One night in the pit
“The soldiers guarding us brought the wife of one man and raped her in turns at the entrance of the pit; we could hear her moan. It was such a disgusting thing. Hearing how this woman was fighting these soldiers saddened me and I felt that it could have been even worse for the rest of the other women. We could hear the constant strangling and slaps she was receiving from the soldiers.”
Suffocated with pepper smoke
The report notes that on the third night in the pit, the occupants were suffocated with pepper smoke. One man who escaped the pit recalls: “As soon as the smoke reached the men in the pit it created chaos and confusion. The people in the pit began to sneeze and scream at the top of their voices as they fought for their lives.” By the time the pit ordeal was over, Okema Rodento, Opwonya Opige, Okot Ogoo, and Ojabu were dead.
A pepper survivor recounts
“Some people began to shout, others were running crazy and quarrelling. The whole place became a spectacle… There was hardly any fresh air left in the pit, the men began to sneeze as some cried. This was also the very moment when a lot of men started suffocating, heat became so intense that some people sweated and dropped dead… I became so helpless that one of the men in the pit had pity on me and began to console me. He said that I wasn’t going to die and that he would protect me. He laid me down and guarded me. My whole body was dripping with sweat… Unfortunately this same man who passionately protected me from death succumbed to the heat and died.”
Kapere goes berserk over pepper smoke
This time the pit became so hot that people started suffocating. Kapere became crazy and started biting people. Any attempt to restrain him was futile as he bit anything that came across his mouth. The people pleaded with him to remain calm but he kept repeating that he didn’t know if he was going to survive. People tried to console him but we struggled in vain.”
After the pit
Very early in the morning the soldiers removed me and three other men from the pit and they started beating us while we moved. The beating was so brutal that I thought they would kill us there, so I told the other men to pretend to be dead so we fell to the ground. Once we fell the soldiers began to kick us and step over us.

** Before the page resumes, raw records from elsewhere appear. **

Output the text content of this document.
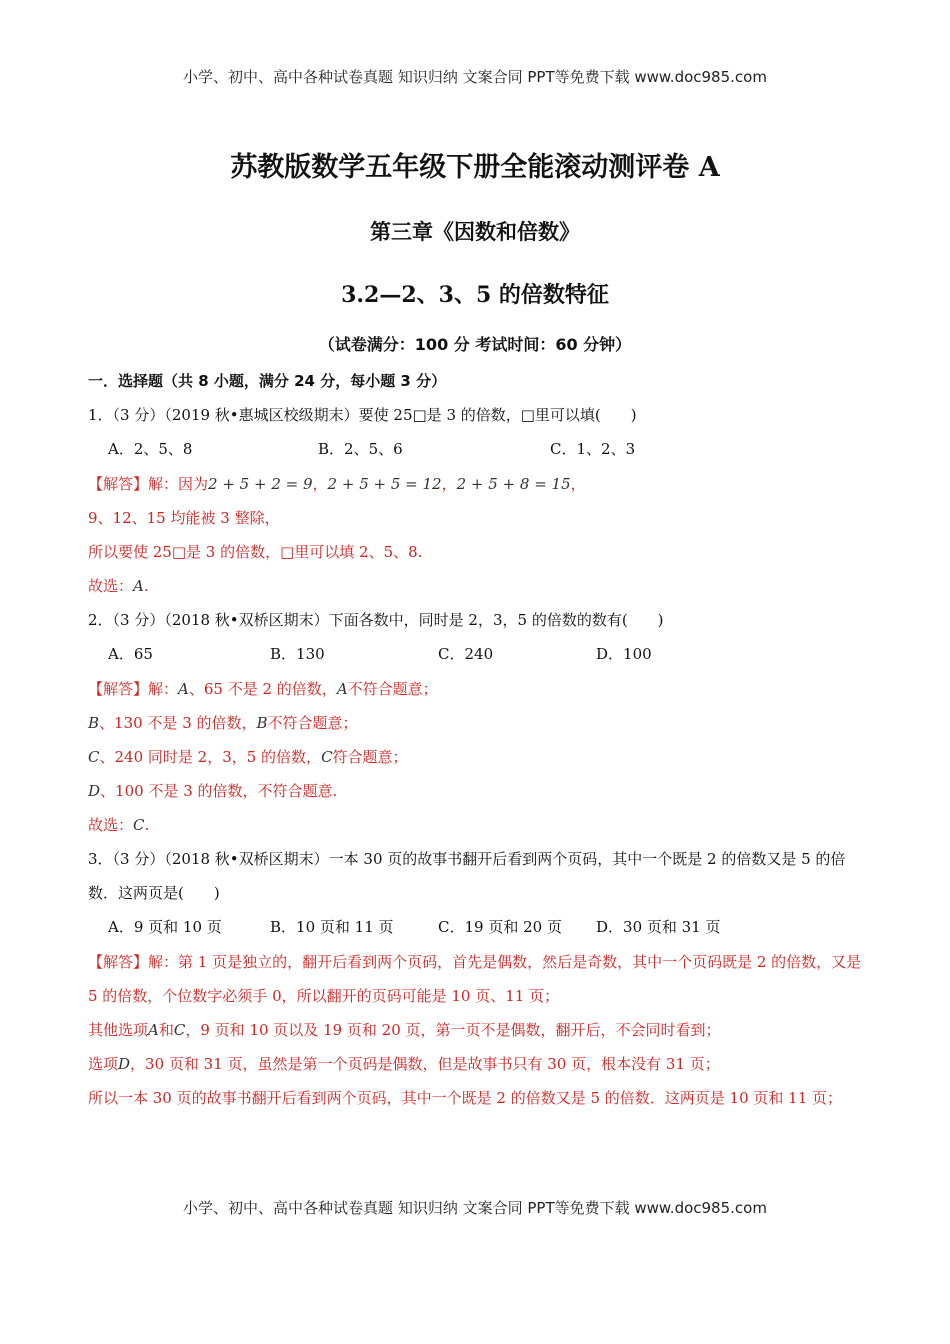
小学、初中、高中各种试卷真题 知识归纳 文案合同 PPT等免费下载 www.doc985.com
苏教版数学五年级下册全能滚动测评卷 A
第三章《因数和倍数》
3.2—2、3、5 的倍数特征
（试卷满分：100 分 考试时间：60 分钟）
一．选择题（共 8 小题，满分 24 分，每小题 3 分）
1．（3 分）（2019 秋•惠城区校级期末）要使 25□是 3 的倍数，□里可以填(　　)
A．2、5、8	B．2、5、6	C．1、2、3
【解答】解：因为2 + 5 + 2 = 9，2 + 5 + 5 = 12，2 + 5 + 8 = 15，
9、12、15 均能被 3 整除，
所以要使 25□是 3 的倍数，□里可以填 2、5、8.
故选：A.
2．（3 分）（2018 秋•双桥区期末）下面各数中，同时是 2，3，5 的倍数的数有(　　)
A．65	B．130	C．240	D．100
【解答】解：A、65 不是 2 的倍数，A不符合题意；
B、130 不是 3 的倍数，B不符合题意；
C、240 同时是 2，3，5 的倍数，C符合题意；
D、100 不是 3 的倍数，不符合题意.
故选：C.
3．（3 分）（2018 秋•双桥区期末）一本 30 页的故事书翻开后看到两个页码，其中一个既是 2 的倍数又是 5 的倍数．这两页是(　　)
A．9 页和 10 页	B．10 页和 11 页	C．19 页和 20 页	D．30 页和 31 页
【解答】解：第 1 页是独立的，翻开后看到两个页码，首先是偶数，然后是奇数，其中一个页码既是 2 的倍数，又是 5 的倍数，个位数字必须手 0，所以翻开的页码可能是 10 页、11 页；
其他选项A和C，9 页和 10 页以及 19 页和 20 页，第一页不是偶数，翻开后，不会同时看到；
选项D，30 页和 31 页，虽然是第一个页码是偶数，但是故事书只有 30 页，根本没有 31 页；
所以一本 30 页的故事书翻开后看到两个页码，其中一个既是 2 的倍数又是 5 的倍数．这两页是 10 页和 11 页；
小学、初中、高中各种试卷真题 知识归纳 文案合同 PPT等免费下载 www.doc985.com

Fate of a religious leader
“Being a religious leader, I was beaten until I could not bear the pain anymore. As I tried to shield myself from the canes using my hand, it got beaten and wounded very badly. The beatings went on until one of the commanders showed up and talked to their leader.”
A soldier then accused us of sheltering rebels and told us to remember the things that happened in Luweero... He said if we knew what had happened in Luweero, then we wouldn’t be asking for water or cool shelter for the children, because in Luweero the children were pounded with mortars.
Lone rape survivor
“Those women that put up any resistance were beaten. I only survived from being taken because I had my baby with me and I clutched it strongly in my arms. I was the only woman that had a child at that moment. Almost all the other women were taken.”
The murder of Kapere
“Kapere was paraded before the crowd for a few minutes before being tied to the trunk of a tree across the road from the school. Ogwete, the intelligence officer, then addressed the people telling them how they had been warned about the dangers of keeping a rebel amongst them and that this would serve as an example for all other rebel collaborators. The soldiers then brutally shot Kapere until they had emptied their magazines.
By the time the shooting stopped, Kapere’s body was so badly maimed that skin had peeled off from some parts. Ogwete ordered the women to ululate while he turned to the men who had been in the pit and selected the ones who still looked strong to dig a grave for Kapere.”